"I'm glad," Templin said quietly. "It's off my mind. It's hard to believe that anybody here would ... deliberately kill somebody else."

Templin's reactions would be worth something now for Eckert to study. They wouldn't be inhibited by his conviction that the natives had murdered his best friend. Just what reactions and emotions he would display, Eckert wasn't sure, nor how Templin's psychology, so similar to Pendleton's, would help solve the problem.

They had eliminated one possibility, but that still left them with the one they had started with.
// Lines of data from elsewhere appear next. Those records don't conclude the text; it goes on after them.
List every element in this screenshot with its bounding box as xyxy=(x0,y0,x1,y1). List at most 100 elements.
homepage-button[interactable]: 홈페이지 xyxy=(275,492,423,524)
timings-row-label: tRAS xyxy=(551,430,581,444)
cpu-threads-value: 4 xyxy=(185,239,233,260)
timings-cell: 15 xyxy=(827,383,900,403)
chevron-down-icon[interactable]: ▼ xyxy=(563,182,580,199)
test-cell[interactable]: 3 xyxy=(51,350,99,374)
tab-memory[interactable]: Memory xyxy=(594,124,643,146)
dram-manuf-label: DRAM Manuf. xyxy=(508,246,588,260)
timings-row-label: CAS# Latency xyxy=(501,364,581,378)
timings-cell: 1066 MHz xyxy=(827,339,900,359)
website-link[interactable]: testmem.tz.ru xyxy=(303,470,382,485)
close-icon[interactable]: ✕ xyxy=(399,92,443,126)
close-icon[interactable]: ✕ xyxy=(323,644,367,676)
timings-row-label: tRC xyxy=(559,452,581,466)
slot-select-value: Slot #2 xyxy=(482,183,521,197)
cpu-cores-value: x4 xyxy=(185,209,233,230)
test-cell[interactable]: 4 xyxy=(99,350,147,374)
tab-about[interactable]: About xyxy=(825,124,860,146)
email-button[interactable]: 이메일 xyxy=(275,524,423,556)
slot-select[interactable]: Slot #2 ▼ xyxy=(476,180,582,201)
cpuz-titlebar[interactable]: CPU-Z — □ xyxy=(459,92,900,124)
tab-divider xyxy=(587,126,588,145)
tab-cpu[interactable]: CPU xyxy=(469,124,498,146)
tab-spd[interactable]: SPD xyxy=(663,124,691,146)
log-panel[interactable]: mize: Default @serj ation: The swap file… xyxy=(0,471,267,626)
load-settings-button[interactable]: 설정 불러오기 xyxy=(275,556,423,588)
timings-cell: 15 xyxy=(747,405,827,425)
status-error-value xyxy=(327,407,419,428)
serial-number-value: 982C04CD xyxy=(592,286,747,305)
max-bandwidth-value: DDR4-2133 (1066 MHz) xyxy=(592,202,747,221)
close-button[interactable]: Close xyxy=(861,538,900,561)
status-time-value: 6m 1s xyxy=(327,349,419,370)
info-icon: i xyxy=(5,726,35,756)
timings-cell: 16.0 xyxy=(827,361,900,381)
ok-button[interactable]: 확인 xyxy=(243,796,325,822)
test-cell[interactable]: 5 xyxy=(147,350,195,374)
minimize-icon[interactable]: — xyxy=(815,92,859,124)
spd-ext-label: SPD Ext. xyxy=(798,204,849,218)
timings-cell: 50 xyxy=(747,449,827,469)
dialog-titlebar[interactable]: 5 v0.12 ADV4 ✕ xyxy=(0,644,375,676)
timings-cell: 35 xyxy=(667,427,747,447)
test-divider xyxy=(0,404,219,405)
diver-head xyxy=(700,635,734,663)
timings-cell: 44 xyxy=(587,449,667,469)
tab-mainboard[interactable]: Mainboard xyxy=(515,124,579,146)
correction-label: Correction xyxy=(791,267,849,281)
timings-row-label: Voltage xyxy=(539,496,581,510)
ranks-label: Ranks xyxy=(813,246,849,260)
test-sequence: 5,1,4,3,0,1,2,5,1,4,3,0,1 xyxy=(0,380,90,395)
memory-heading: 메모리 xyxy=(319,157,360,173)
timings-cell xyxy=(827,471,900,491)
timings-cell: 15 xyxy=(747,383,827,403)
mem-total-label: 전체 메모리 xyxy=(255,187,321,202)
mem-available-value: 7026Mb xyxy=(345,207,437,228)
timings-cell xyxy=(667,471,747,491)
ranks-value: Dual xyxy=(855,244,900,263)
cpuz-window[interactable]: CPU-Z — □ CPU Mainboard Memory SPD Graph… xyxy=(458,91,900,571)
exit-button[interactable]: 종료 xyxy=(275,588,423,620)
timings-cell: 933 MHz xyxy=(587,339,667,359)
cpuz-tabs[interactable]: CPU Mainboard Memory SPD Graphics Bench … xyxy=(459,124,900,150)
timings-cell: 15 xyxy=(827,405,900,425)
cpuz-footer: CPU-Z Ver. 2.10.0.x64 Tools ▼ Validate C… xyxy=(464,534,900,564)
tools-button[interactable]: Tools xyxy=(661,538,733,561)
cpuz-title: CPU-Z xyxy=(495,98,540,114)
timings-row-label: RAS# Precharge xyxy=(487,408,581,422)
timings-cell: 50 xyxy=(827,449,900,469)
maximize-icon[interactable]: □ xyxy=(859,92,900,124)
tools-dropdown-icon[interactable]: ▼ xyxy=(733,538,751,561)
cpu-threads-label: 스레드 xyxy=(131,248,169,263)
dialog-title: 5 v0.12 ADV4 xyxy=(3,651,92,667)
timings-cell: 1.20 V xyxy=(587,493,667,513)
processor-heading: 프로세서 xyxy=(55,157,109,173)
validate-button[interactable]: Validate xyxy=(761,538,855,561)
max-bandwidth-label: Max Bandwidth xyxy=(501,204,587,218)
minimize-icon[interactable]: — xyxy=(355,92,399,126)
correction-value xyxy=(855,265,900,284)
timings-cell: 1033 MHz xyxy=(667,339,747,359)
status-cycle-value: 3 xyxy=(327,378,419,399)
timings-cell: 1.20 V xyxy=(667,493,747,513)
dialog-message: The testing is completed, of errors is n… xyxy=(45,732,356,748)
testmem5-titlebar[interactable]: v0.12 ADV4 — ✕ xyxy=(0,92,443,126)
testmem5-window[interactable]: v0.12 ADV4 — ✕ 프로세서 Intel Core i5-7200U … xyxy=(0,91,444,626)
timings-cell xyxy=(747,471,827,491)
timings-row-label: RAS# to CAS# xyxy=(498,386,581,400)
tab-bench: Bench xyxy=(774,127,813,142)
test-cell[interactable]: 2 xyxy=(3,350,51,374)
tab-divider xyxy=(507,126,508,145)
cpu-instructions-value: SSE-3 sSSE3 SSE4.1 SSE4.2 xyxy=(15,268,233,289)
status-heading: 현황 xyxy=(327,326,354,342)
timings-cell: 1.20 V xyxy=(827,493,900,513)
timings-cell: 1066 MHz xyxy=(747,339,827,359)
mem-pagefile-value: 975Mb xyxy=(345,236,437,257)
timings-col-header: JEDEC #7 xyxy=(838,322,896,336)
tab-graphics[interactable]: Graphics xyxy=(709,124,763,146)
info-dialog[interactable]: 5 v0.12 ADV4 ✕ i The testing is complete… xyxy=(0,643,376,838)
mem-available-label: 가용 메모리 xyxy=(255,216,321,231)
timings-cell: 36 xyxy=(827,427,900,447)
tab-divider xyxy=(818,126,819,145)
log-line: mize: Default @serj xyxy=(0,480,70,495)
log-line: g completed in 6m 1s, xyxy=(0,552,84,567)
Why had Pendleton taken the short way out?


A breeze scampered through the open door and played tag with the papers on the desk. Eckert swore without annoyance and calmly started chasing those that had been blown on the floor.

"What did Pendleton have to say in his reports?" Templin sat in the doorway, his eyes barely open. He had begun taking siestas in the early afternoon, after their usual light lunch. It was pleasant to sit on the worn wood and feel the warmth of sun and smell the crisp freshness of the outdoors, or maybe watch the kids playing in the lane, catching the butterflies that floated past in the afternoon air.

"About what you'd expect. Mostly reports on the industry, climate, system of government, and general anthropological information that he thought might prove interesting. As far as I can see, he didn't lack enthusiasm for making the reports. If anything, he grew more enthusiastic as time went on. He practically wrote us treatises on every phase of life on Tunpesh."

Templin's eyes closed all the way.

"Any indication in his reports that he didn't like it here?"